A dearth of skilled manufacturing workers and increasing pressure to innovate quickly are two key factors threatening future growth for manufacturers worldwide, according to a report by the World Economic Forum and Deloitte Touche Tohmatsu Ltd.
About 10 million manufacturing jobs worldwide are vacant because of a growing skills gap, the report stated.
"In the race to future prosperity, nothing will matter more than talent," said Craig Giffi, Deloitte vice chairman and co-author of the "The Future of Manufacturing: Opportunities to Drive Economic Growth" report released April 25.
Manufacturers in developed countries are having difficulty finding highly skilled workers, such as engineers, while companies in emerging economies are struggling to fill skilled production jobs, Giffi said.
The report cited a 2011 Manpower survey that showed 34% of global employers reported difficulty filling jobs because of a talent shortage. Employers in Japan, India, Brazil and the United States were the most likely companies to report problems identifying skilled workers.
Manufacturers that can overcome the skilled-worker challenge will rise above their global competitors, Giffi said.
Companies are collaborating with educators to reduce the impact of the talent shortage, according to the report.
This includes skills certification efforts by organizations such as the National Association of Manufacturers' Manufacturing Skills Certificate System and a program in India led by an IT outsourcing company to train aerospace and mechanical design engineers.
Manufacturers will also need to innovate at an accelerated pace to stay ahead of competitors.

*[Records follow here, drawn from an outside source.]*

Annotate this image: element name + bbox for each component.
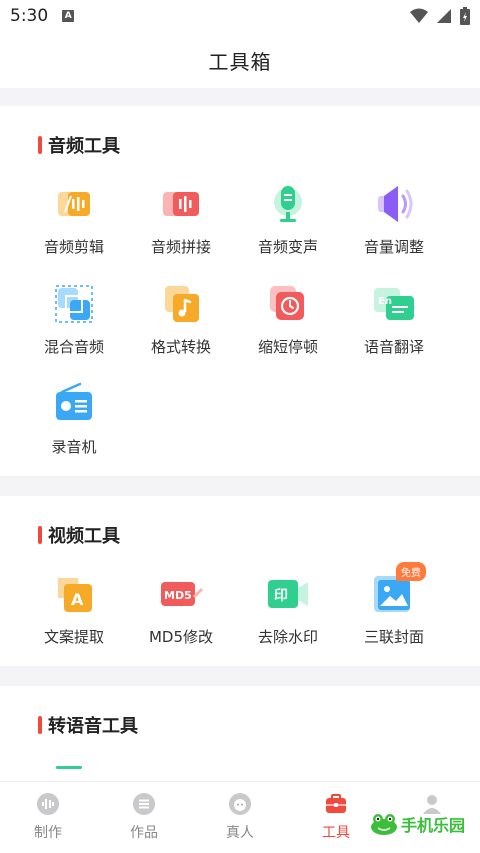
site-watermark: 手机乐园 xyxy=(370,812,465,836)
tab-real-person[interactable]: 真人 xyxy=(192,782,288,853)
translate-icon-text: En xyxy=(378,296,392,307)
wifi-icon xyxy=(410,8,428,23)
tool-cover[interactable]: 免费 三联封面 xyxy=(344,562,444,647)
section-title: 转语音工具 xyxy=(48,716,138,737)
remove-watermark-icon: 印 xyxy=(266,572,310,616)
tool-voice-change[interactable]: 音频变声 xyxy=(238,182,338,257)
section-header: 视频工具 xyxy=(38,522,120,548)
tool-label: 混合音频 xyxy=(43,338,104,356)
tool-label: 音频剪辑 xyxy=(43,238,104,256)
format-convert-icon xyxy=(159,282,203,326)
watermark-text: 手机乐园 xyxy=(401,816,466,835)
notification-a-icon: A xyxy=(62,10,75,22)
tab-make[interactable]: 制作 xyxy=(0,782,96,853)
md5-icon-text: MD5 xyxy=(164,589,192,602)
translate-icon: En xyxy=(372,282,416,326)
section-accent-bar xyxy=(38,716,42,734)
tool-label: 格式转换 xyxy=(150,338,211,356)
status-bar: 5:30 A xyxy=(0,0,480,32)
volume-icon xyxy=(372,182,416,226)
section-header: 音频工具 xyxy=(38,132,120,158)
tool-audio-cut[interactable]: 音频剪辑 xyxy=(24,182,124,257)
tool-format-convert[interactable]: 格式转换 xyxy=(131,282,231,357)
section-title: 视频工具 xyxy=(48,526,120,547)
tab-label: 真人 xyxy=(226,825,254,841)
tab-works[interactable]: 作品 xyxy=(96,782,192,853)
tool-text-extract[interactable]: A 文案提取 xyxy=(24,572,124,647)
cover-image-icon: 免费 xyxy=(372,562,426,616)
tool-label: MD5修改 xyxy=(148,628,214,646)
watermark-icon-text: 印 xyxy=(274,587,288,604)
tool-label: 音量调整 xyxy=(363,238,424,256)
tool-label: 录音机 xyxy=(51,438,97,456)
tool-label: 三联封面 xyxy=(363,628,424,646)
toolbox-icon xyxy=(326,794,346,813)
status-icons xyxy=(410,7,470,25)
tool-label: 去除水印 xyxy=(257,628,318,646)
signal-icon xyxy=(437,9,451,23)
person-face-icon xyxy=(229,793,251,815)
tool-remove-watermark[interactable]: 印 去除水印 xyxy=(238,572,338,647)
md5-edit-icon: MD5 xyxy=(159,572,203,616)
battery-icon xyxy=(460,7,470,25)
header: 工具箱 xyxy=(0,32,480,88)
tab-label: 工具 xyxy=(322,825,350,841)
tool-recorder[interactable]: 录音机 xyxy=(24,382,124,457)
free-badge: 免费 xyxy=(396,562,426,581)
tab-label: 制作 xyxy=(34,825,62,841)
tool-audio-join[interactable]: 音频拼接 xyxy=(131,182,231,257)
section-accent-bar xyxy=(38,526,42,544)
list-icon xyxy=(133,793,155,815)
section-title: 音频工具 xyxy=(48,136,120,157)
text-extract-icon-text: A xyxy=(71,590,84,609)
section-accent-bar xyxy=(38,136,42,154)
audio-cut-icon xyxy=(52,182,96,226)
video-tools-card: 视频工具 A 文案提取 MD5 MD5修改 印 去除水印 免费 三联封面 xyxy=(0,496,480,666)
tool-label: 文案提取 xyxy=(43,628,104,646)
text-extract-icon: A xyxy=(52,572,96,616)
voice-change-icon xyxy=(266,182,310,226)
audio-join-icon xyxy=(159,182,203,226)
tts-tools-card: 转语音工具 xyxy=(0,686,480,786)
tool-label: 音频变声 xyxy=(257,238,318,256)
radio-recorder-icon xyxy=(52,382,96,426)
status-time: 5:30 xyxy=(10,6,49,26)
tool-shorten-pause[interactable]: 缩短停顿 xyxy=(238,282,338,357)
tool-label: 语音翻译 xyxy=(363,338,424,356)
tool-md5-edit[interactable]: MD5 MD5修改 xyxy=(131,572,231,647)
page-title: 工具箱 xyxy=(208,49,272,74)
tool-translate[interactable]: En 语音翻译 xyxy=(344,282,444,357)
mix-audio-icon xyxy=(52,282,96,326)
waveform-icon xyxy=(37,793,59,815)
tool-label: 缩短停顿 xyxy=(257,338,318,356)
shorten-pause-icon xyxy=(266,282,310,326)
tool-label: 音频拼接 xyxy=(150,238,211,256)
frog-logo-icon xyxy=(371,814,397,835)
tool-volume[interactable]: 音量调整 xyxy=(344,182,444,257)
tab-label: 作品 xyxy=(130,825,158,841)
section-header: 转语音工具 xyxy=(38,712,138,738)
audio-tools-card: 音频工具 音频剪辑 音频拼接 音频变声 音量调整 混合音频 格式转换 缩短停顿 … xyxy=(0,106,480,476)
tool-mix-audio[interactable]: 混合音频 xyxy=(24,282,124,357)
partial-tool-icon xyxy=(56,766,82,769)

Research and development spending is a critical component of innovation growth. But other socioeconomic factors, including education, infrastructure and policy, will impact future innovation.
Policies that encourage R&D investment by focusing on such areas as patent processing, tax code and intellectual property protection will encourage more innovative developments, the report said.
The most successful countries will fund R&D initiatives that align with the nation's strategic priorities. China, for instance, is making significant investments in sectors that are critical to the nation's development, including biotech, energy efficiency and next-generation information technology.
Developing and attracting highly skilled researchers and engineers will also impact manufacturers' ability to innovate.
Companies considered more innovative grew their net income about two times faster than their "non-innovative counterparts" between 2006 and 2010, said John Moavenzadeh, senior director for Mobility Industries at the World Economic Forum.
"Meanwhile, countries that are more successful at fostering innovation performed better when it comes to both gross domestic product and GDP per capita," he said.